How to Support your Widowed Friend
Losing a spouse can be devastating – especially for those who haven’t been alone in a very long time. Loneliness can be an incredibly destructive feeling and isolation can make it worse. Of course if your loved one asks for space, be respectful, but also look for signs that they’re struggling. In some cases it might be to their benefit to ignore their request for alone time and insert yourself into their life anyway. They might just thank you for it.
How do you visit or check in on your grieving loved one without annoying them or imposing?
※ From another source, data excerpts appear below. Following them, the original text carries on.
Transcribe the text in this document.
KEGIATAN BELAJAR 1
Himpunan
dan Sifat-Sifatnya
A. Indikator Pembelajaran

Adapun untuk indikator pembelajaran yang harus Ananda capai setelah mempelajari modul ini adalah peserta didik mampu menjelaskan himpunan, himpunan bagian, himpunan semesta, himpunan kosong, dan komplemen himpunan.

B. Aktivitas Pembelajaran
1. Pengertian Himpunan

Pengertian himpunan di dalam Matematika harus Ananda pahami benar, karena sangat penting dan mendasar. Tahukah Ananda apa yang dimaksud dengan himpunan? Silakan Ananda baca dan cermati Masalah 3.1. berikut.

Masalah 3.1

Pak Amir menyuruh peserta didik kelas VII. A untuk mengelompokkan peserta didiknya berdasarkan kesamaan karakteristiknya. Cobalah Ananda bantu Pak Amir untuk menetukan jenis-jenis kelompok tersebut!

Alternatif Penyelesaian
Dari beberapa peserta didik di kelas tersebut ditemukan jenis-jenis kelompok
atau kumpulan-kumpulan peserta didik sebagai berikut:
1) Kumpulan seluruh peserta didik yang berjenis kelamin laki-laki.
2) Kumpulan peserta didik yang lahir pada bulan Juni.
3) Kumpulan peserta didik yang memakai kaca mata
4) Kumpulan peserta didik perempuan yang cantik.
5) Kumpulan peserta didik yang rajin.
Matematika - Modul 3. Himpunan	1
- Bring food! – Many older couples held very traditional domestic roles in their marriage. In many cases you will see a widowed man struggling to cook and clean for himself without his wife. In some cases the wife bought all his clothes and did the laundry. And while he might be too proud to admit it, the husband might not know how to do any of these things on his own – or hasn’t done them in 60 years! Rather than have him rely on microwave meals, bring over a prepared dish with detailed instructions on how to reheat it. You could also offer to cook, or invite him for dinner. This could be for any gender – as many widows don’t feel up for cooking much due to their grief and loneliness.
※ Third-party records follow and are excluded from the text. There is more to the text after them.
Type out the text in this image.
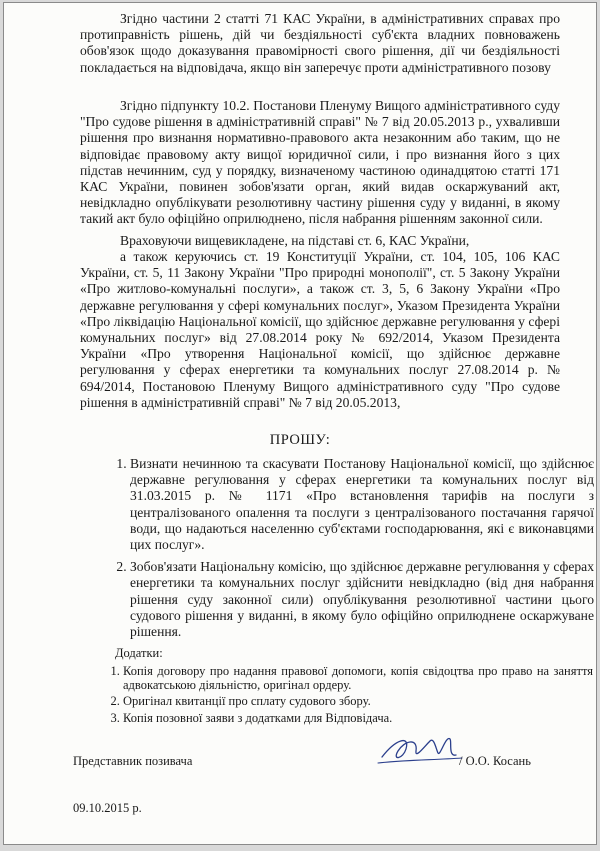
Згідно частини 2 статті 71 КАС України, в адміністративних справах про протиправність рішень, дій чи бездіяльності суб'єкта владних повноважень обов'язок щодо доказування правомірності свого рішення, дії чи бездіяльності покладається на відповідача, якщо він заперечує проти адміністративного позову

Згідно підпункту 10.2. Постанови Пленуму Вищого адміністративного суду "Про судове рішення в адміністративній справі" № 7 від 20.05.2013 р., ухваливши рішення про визнання нормативно-правового акта незаконним або таким, що не відповідає правовому акту вищої юридичної сили, і про визнання його з цих підстав нечинним, суд у порядку, визначеному частиною одинадцятою статті 171 КАС України, повинен зобов'язати орган, який видав оскаржуваний акт, невідкладно опублікувати резолютивну частину рішення суду у виданні, в якому такий акт було офіційно оприлюднено, після набрання рішенням законної сили.

Враховуючи вищевикладене, на підставі ст. 6, КАС України,

а також керуючись ст. 19 Конституції України, ст. 104, 105, 106 КАС України, ст. 5, 11 Закону України "Про природні монополії", ст. 5 Закону України «Про житлово-комунальні послуги», а також ст. 3, 5, 6 Закону України «Про державне регулювання у сфері комунальних послуг», Указом Президента України «Про ліквідацію Національної комісії, що здійснює державне регулювання у сфері комунальних послуг» від 27.08.2014 року № 692/2014, Указом Президента України «Про утворення Національної комісії, що здійснює державне регулювання у сферах енергетики та комунальних послуг 27.08.2014 р. № 694/2014, Постановою Пленуму Вищого адміністративного суду "Про судове рішення в адміністративній справі" № 7 від 20.05.2013,

ПРОШУ:

1. Визнати нечинною та скасувати Постанову Національної комісії, що здійснює державне регулювання у сферах енергетики та комунальних послуг від 31.03.2015 р. № 1171 «Про встановлення тарифів на послуги з централізованого опалення та послуги з централізованого постачання гарячої води, що надаються населенню суб'єктами господарювання, які є виконавцями цих послуг».
2. Зобов'язати Національну комісію, що здійснює державне регулювання у сферах енергетики та комунальних послуг здійснити невідкладно (від дня набрання рішення суду законної сили) опублікування резолютивної частини цього судового рішення у виданні, в якому було офіційно оприлюднене оскаржуване рішення.

Додатки:

1. Копія договору про надання правової допомоги, копія свідоцтва про право на заняття адвокатською діяльністю, оригінал ордеру.
2. Оригінал квитанції про сплату судового збору.
3. Копія позовної заяви з додатками для Відповідача.

Представник позивача	/ О.О. Косань

09.10.2015 р.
- Invite them to gatherings, clubs and events – In order to maintain a healthy social life and stave off loneliness, widows need to keep their human connections. Depression can be very isolating, and sometimes you need to intervene to help guide them back to their social circle. Ask them to join your weekly card game, host a weekly lunch or tea with friends, or invite them to try a new hobby with you.
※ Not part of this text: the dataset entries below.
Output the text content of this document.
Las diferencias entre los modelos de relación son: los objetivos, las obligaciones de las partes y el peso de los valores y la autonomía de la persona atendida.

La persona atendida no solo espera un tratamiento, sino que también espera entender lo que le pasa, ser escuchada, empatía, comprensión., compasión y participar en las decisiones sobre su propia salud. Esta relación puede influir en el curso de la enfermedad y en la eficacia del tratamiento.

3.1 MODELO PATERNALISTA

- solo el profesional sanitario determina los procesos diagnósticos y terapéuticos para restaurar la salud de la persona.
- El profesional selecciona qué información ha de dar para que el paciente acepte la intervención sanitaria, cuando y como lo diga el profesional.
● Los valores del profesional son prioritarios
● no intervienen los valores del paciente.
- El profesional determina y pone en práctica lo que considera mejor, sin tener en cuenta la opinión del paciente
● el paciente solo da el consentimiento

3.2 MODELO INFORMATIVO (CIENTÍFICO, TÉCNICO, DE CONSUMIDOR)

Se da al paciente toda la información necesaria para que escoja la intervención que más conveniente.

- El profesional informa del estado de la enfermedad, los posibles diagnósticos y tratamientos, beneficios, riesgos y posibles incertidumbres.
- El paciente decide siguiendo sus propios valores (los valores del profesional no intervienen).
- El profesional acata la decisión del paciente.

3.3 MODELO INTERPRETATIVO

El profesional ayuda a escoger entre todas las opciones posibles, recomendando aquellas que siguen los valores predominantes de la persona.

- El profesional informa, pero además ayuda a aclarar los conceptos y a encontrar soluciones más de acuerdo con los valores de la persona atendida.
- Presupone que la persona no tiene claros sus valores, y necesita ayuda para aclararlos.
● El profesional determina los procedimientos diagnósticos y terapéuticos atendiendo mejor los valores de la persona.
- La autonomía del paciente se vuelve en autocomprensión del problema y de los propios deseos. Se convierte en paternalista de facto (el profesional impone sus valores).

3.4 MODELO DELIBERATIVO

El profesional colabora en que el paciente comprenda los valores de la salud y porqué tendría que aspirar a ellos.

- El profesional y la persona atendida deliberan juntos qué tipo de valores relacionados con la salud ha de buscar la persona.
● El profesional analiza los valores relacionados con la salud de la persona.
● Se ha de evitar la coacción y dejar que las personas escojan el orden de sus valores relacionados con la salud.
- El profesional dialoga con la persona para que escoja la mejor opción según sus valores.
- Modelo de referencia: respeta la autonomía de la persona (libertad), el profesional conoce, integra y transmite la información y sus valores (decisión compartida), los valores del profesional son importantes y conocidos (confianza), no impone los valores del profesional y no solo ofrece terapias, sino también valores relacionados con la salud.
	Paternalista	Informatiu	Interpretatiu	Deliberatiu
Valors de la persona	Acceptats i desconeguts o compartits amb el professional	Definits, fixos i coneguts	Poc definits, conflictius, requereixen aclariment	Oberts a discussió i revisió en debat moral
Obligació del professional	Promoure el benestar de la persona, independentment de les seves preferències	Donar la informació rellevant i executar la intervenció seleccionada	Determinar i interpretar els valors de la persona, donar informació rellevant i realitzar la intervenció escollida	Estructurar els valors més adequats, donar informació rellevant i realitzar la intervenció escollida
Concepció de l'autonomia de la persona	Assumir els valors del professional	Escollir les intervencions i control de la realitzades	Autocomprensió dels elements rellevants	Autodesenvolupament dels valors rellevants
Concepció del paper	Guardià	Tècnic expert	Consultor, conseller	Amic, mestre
- Call – If you feel like dropping by is inappropriate or invasive, and you’re not sure they’re ready to go out and socialize yet, give them a call. Even if it’s just a short chat, it’s nice to check in and they will know you care.
- Reaffirm that your door is always open – Even if they say no to your invitations or say they don’t need anything, always let them know that you’re there for them when and if they need you. You might get frustrated and feel like they’re pushing you away – but don’t let that feeling consume you. Understand that they’re going through a very difficult time and keep the lines of communication open.